The PloS Medicine authors show, as have others, that the
proportion of trials funded solely by industry ranges from 7% in the BMJ
through 26% for JAMA to 32% for the New England Journal of Medicine. The
authors asked the owners of the six journals they studied to give them data on
sources of income, but only the BMJ and the Lancet agreed. In 2005-6 the BMJ
made 16% of its income from display advertising and 3% from the sale of
reprints, while the Lancet made 1% from display advertising and 41% from
reprints. The Lancet sold 11,5 million reprints, and the BMJ 968 000.
The authors tried to work out the income of the American
journals from their tax returns, but it wasn’t easy because their owners
publish more than one journal. They asked the owners to confirm their
calculations but were unable to elicit any response from the editors of JAMA and
the New England Journal of Medicine.
The conclusion of the authors is that journals should
disclose financial conflicts of interest in the way that they require authors
and reviewers to do. They will, I suspect, have a long wait.
I must confess that nothing surprised me in the paper,
but I do think that it’s am important step to begin to provide some data,
albeit tentative and incomplete, on the financial conflicts of interest of
editors and journals.
But what did surprise me was the quote from Marcia Angell
with which Harvey Marcovitch ended his editorial in PloS Medicine. Angell was
an editor on the New England Journal of Medicine for some 20 years, and I knew
her a little. She is brilliant and feisty, has been voted one of the most
influential women in the US, and fought battles with the Massachusetts Medical
Society, the owners of the New England Journal of Medicine.

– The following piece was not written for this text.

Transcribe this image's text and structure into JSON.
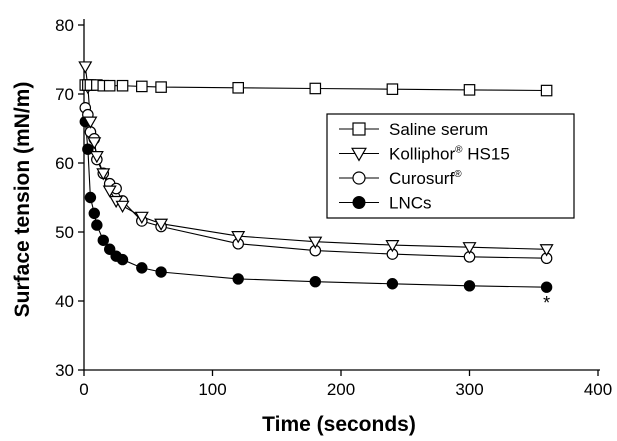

She wrote a
very readable and influential book on medicine and the drug industry, and she
writes excellent pieces in the New York Review of Books.

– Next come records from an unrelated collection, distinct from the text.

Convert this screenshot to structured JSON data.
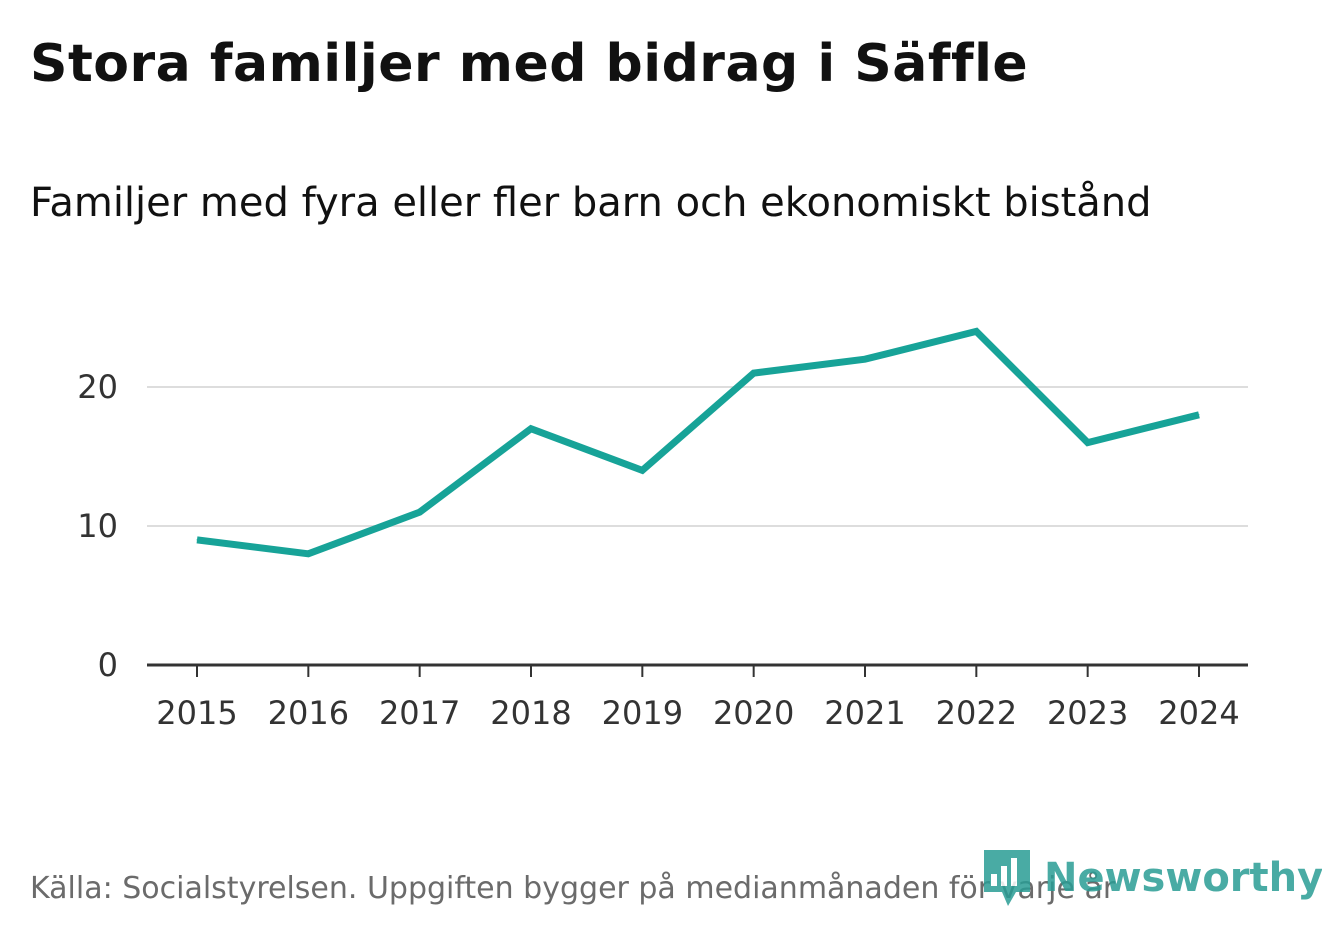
{
  "title": "Stora familjer med bidrag i Säffle",
  "subtitle": "Familjer med fyra eller fler barn och ekonomiskt bistånd",
  "source": "Källa: Socialstyrelsen. Uppgiften bygger på medianmånaden för varje år",
  "brand": {
    "name": "Newsworthy",
    "color": "#2a9d95"
  },
  "colors": {
    "line": "#17a398",
    "grid": "#dddddd",
    "axis": "#333333"
  },
  "chart_data": {
    "type": "line",
    "title": "Stora familjer med bidrag i Säffle",
    "subtitle": "Familjer med fyra eller fler barn och ekonomiskt bistånd",
    "xlabel": "",
    "ylabel": "",
    "categories": [
      "2015",
      "2016",
      "2017",
      "2018",
      "2019",
      "2020",
      "2021",
      "2022",
      "2023",
      "2024"
    ],
    "series": [
      {
        "name": "Familjer med fyra eller fler barn och ekonomiskt bistånd",
        "values": [
          9,
          8,
          11,
          17,
          14,
          21,
          22,
          24,
          16,
          18
        ]
      }
    ],
    "yticks": [
      0,
      10,
      20
    ],
    "ylim": [
      0,
      25
    ],
    "grid": true
  }
}
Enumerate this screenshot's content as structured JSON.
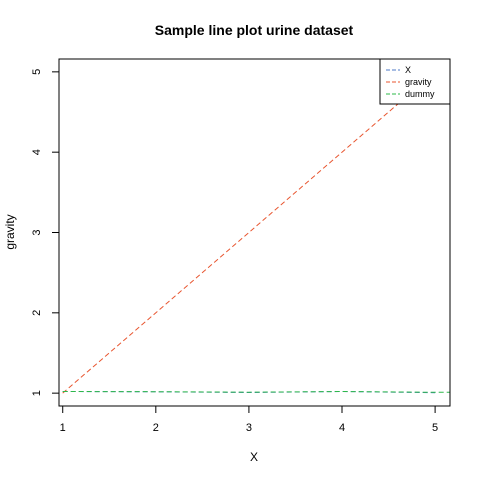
{
  "chart_data": {
    "type": "line",
    "title": "Sample line plot  urine dataset",
    "xlabel": "X",
    "ylabel": "gravity",
    "xlim": [
      0.96,
      5.16
    ],
    "ylim": [
      0.84,
      5.16
    ],
    "x_ticks": [
      "1",
      "2",
      "3",
      "4",
      "5"
    ],
    "y_ticks": [
      "1",
      "2",
      "3",
      "4",
      "5"
    ],
    "legend_position": "top-right",
    "legend": [
      "X",
      "gravity",
      "dummy"
    ],
    "series": [
      {
        "name": "X",
        "color": "#4d7ac7",
        "x": [
          1,
          2,
          3,
          4,
          5
        ],
        "y": [
          1.021,
          1.017,
          1.008,
          1.021,
          1.005
        ]
      },
      {
        "name": "gravity",
        "color": "#e8552f",
        "x": [
          1,
          5
        ],
        "y": [
          1.0,
          5.0
        ]
      },
      {
        "name": "dummy",
        "color": "#2eb84a",
        "x": [
          1,
          2,
          3,
          4,
          5,
          5.16
        ],
        "y": [
          1.02,
          1.018,
          1.012,
          1.02,
          1.01,
          1.011
        ]
      }
    ]
  }
}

I’ve read several of her articles, but I hadn’t read the
one that Marcovitch quoted in which she wrote: “it is simply no longer possible
to believe much of the clinical research that is published, or to rely on the
judgment of trusted physicians or authoritative medical guidelines. I take no
pleasure in this conclusion, which I reached slowly and reluctantly over my two
decades as an editor of the New England Journal of Medicine.”
Sadly I followed the same path and spelt out my
disillusionment in my “j’accuse” book The Trouble with Medical Journals. I
wrote it in 2004, and since then my pessimism has deepened.
Competing interest: RS was editor of the BMJ and chief
executive of the BMJ Publishing Group from 1991 to 2004. He is also a member of
the board of the Public Library of Science.